Somewhere along the way, though, some enterprising people realized that the rooftops had a good view, and started charging admission. The first time I remember hearing about admission charges was in the 1989 National League Championship Series against the Giants. Wrigley Field was sold out, so it was only natural that access to a nearby rooftop on Waveland (left field) or Sheffield (right field) was worth some money.
Well, apparently, it’s become more routine to charge for letting people hang out on the roof since then, so the Cubs have literally made a federal case out. The team is suing the operators of the rooftop ticket businesses for copyright infringement. The game, you see, is copyrighted, so you are only allowed to watch if you pay for a license. (Who realized that a sports ticket was such a complicated legal agreement?) The Cubs CEO said it was “unfair for the operators to make millions of dollars a year without giving something back to the team.”
His argument only makes sense if there are seats available to see the game inside the stadium. Wrigley Field is a small ballpark, and the Cubs are able to pack loyal fans in. Last season, the average crowd at Wrigley was 89% of capacity, which is fourth in major league baseball behind San Francisco, Boston, and Seattle. (Source:
ESPN) In the National League, attendance figures include only people who show up and walk through the turnstiles, so it’s quite possible that Wrigley is regularly sold out. If there are no tickets for sale, how does it hurt the business?
(Ticket revenue is generally a minor component of overall team revenue, especially in a large TV market like Chicago.)
The lawsuit also seems motivated by a desire to find a legal solution to the “problem” of the quality view the rooftops enjoy. Before Opening Day 2002, the Cubs erected a “security screen” that coincidentally looked like an attempt to block the view from across the street. (See a
photo album here, which includes a view of the
wind screens.) Mark McGuire, a Cubs executive, said that the screen was an essential security measure after September 11, 2001. Tying the view-blocking wind screen to 9/11 is so transparent and tasteless that words fail me.
Baseball is more linked with the past than other professional sports, and depends on its rich tradition to draw in new fans. (I hate
play, too, but that’s another story entirely.) Before the Cubs do more damage to the foundation of the sport, the management needs to take a step back and study the origin of the term “knothole.” Back in the mythical past inhabited by the baseball legends, it was acceptable for children to watch games through holes in the fence, even though they didn’t purchase a “license” to do so. The Giants’ new baseball stadium even
includes a similar feature designed in from day 1.

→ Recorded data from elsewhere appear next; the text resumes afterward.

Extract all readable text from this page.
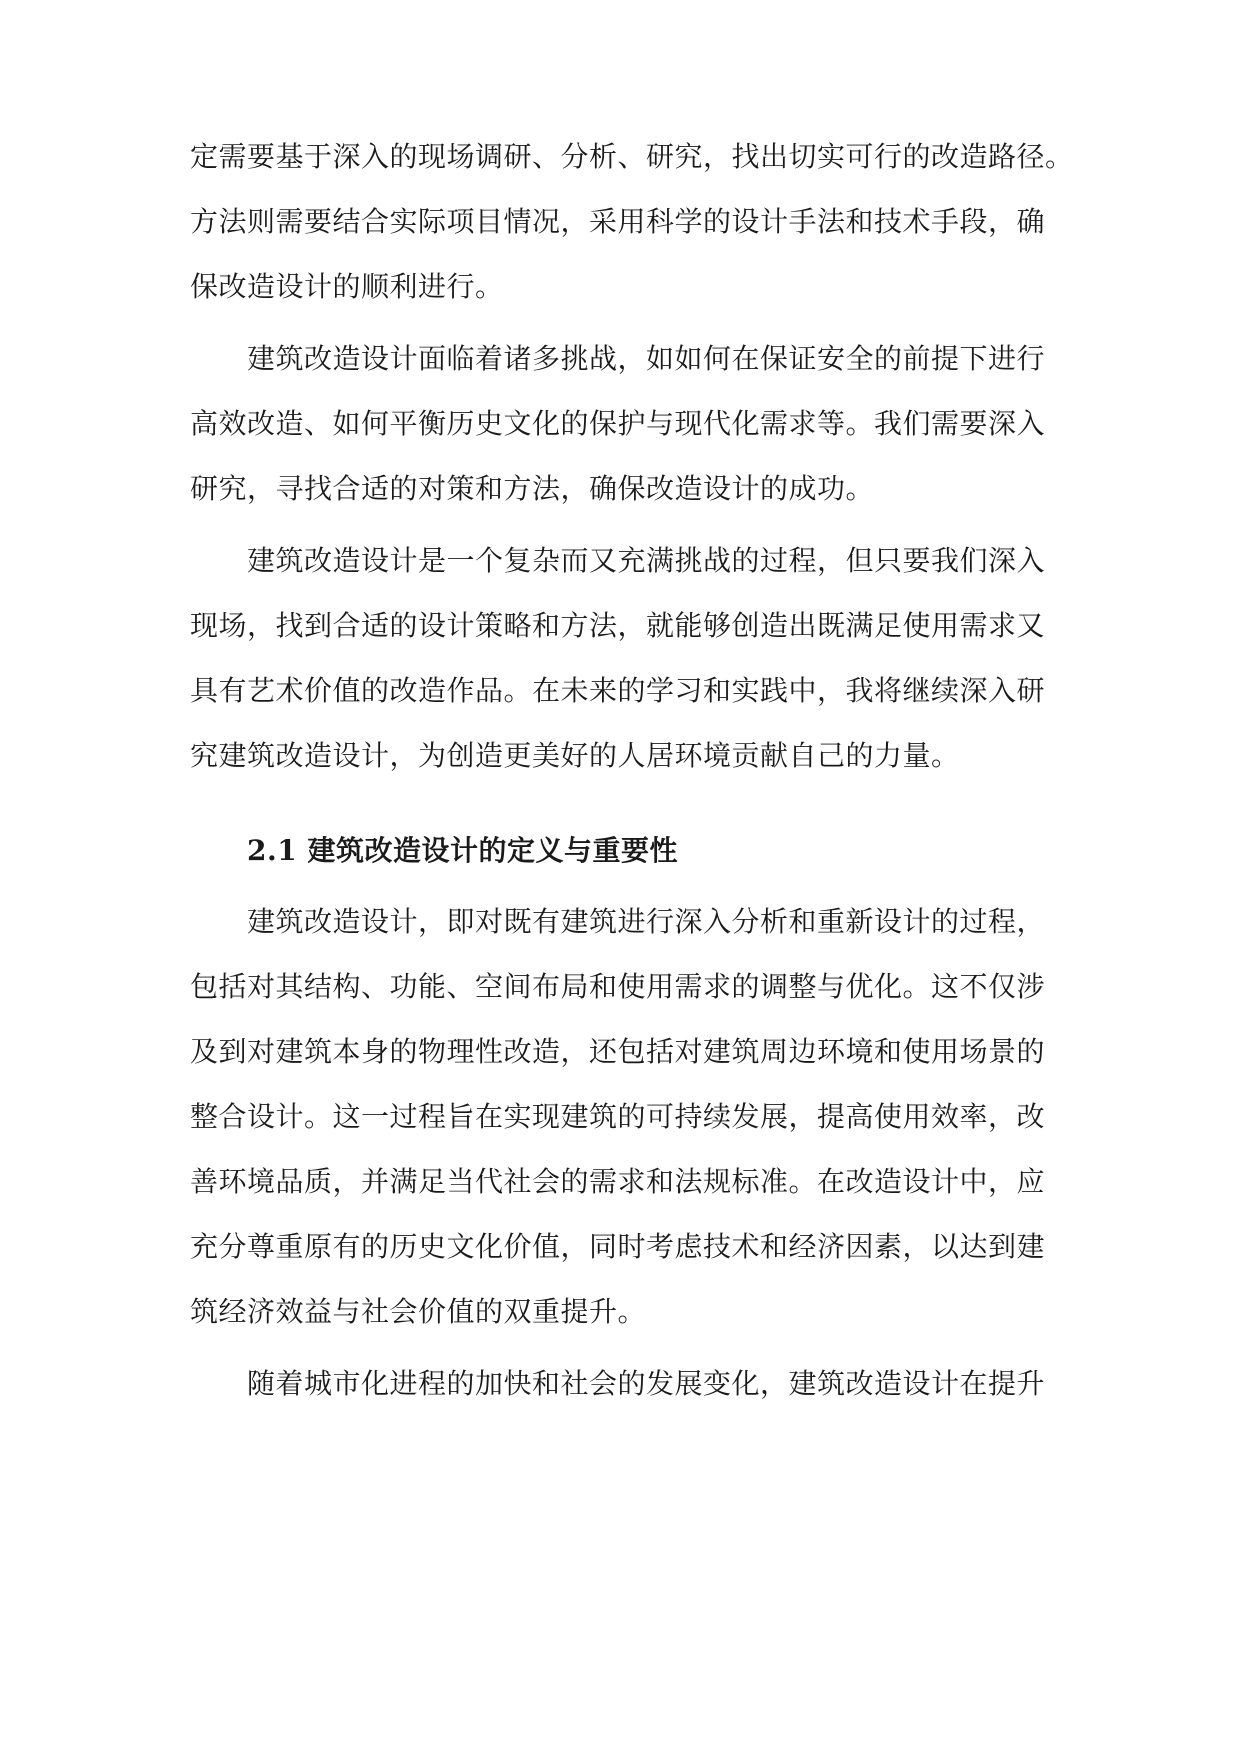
定需要基于深入的现场调研、分析、研究，找出切实可行的改造路径。
方法则需要结合实际项目情况，采用科学的设计手法和技术手段，确
保改造设计的顺利进行。
建筑改造设计面临着诸多挑战，如如何在保证安全的前提下进行
高效改造、如何平衡历史文化的保护与现代化需求等。我们需要深入
研究，寻找合适的对策和方法，确保改造设计的成功。
建筑改造设计是一个复杂而又充满挑战的过程，但只要我们深入
现场，找到合适的设计策略和方法，就能够创造出既满足使用需求又
具有艺术价值的改造作品。在未来的学习和实践中，我将继续深入研
究建筑改造设计，为创造更美好的人居环境贡献自己的力量。
2.1 建筑改造设计的定义与重要性
建筑改造设计，即对既有建筑进行深入分析和重新设计的过程，
包括对其结构、功能、空间布局和使用需求的调整与优化。这不仅涉
及到对建筑本身的物理性改造，还包括对建筑周边环境和使用场景的
整合设计。这一过程旨在实现建筑的可持续发展，提高使用效率，改
善环境品质，并满足当代社会的需求和法规标准。在改造设计中，应
充分尊重原有的历史文化价值，同时考虑技术和经济因素，以达到建
筑经济效益与社会价值的双重提升。
随着城市化进程的加快和社会的发展变化，建筑改造设计在提升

If the rooftop fans were not being charged admission, this would be a clear decision in favor of the fans. It is an ambiguous decision with a business involved because the knothole argument doesn’t quite apply, and a number of the rooftop businesses do charge a significant amount of money. Comments made by Cubs management in the case indicate that the problem they have is that other businesses are making money off their product without giving the team a cut. While I appreciate the desire of copyright owners to protect their rights, the entertainment industry has become so aggressive in defending rights that it is hard to be sympathetic when they claim “injury.” It appears that the primary “injury” suffered by the Cubs is that the neighborhood does not want Wrigley Field to be expanded, and the Cubs are not getting their way, so they’re taking it out on the rooftop owners they have tolerated for many years.
What exactly does a baseball team owe the community, and does the community have a right to anything in return?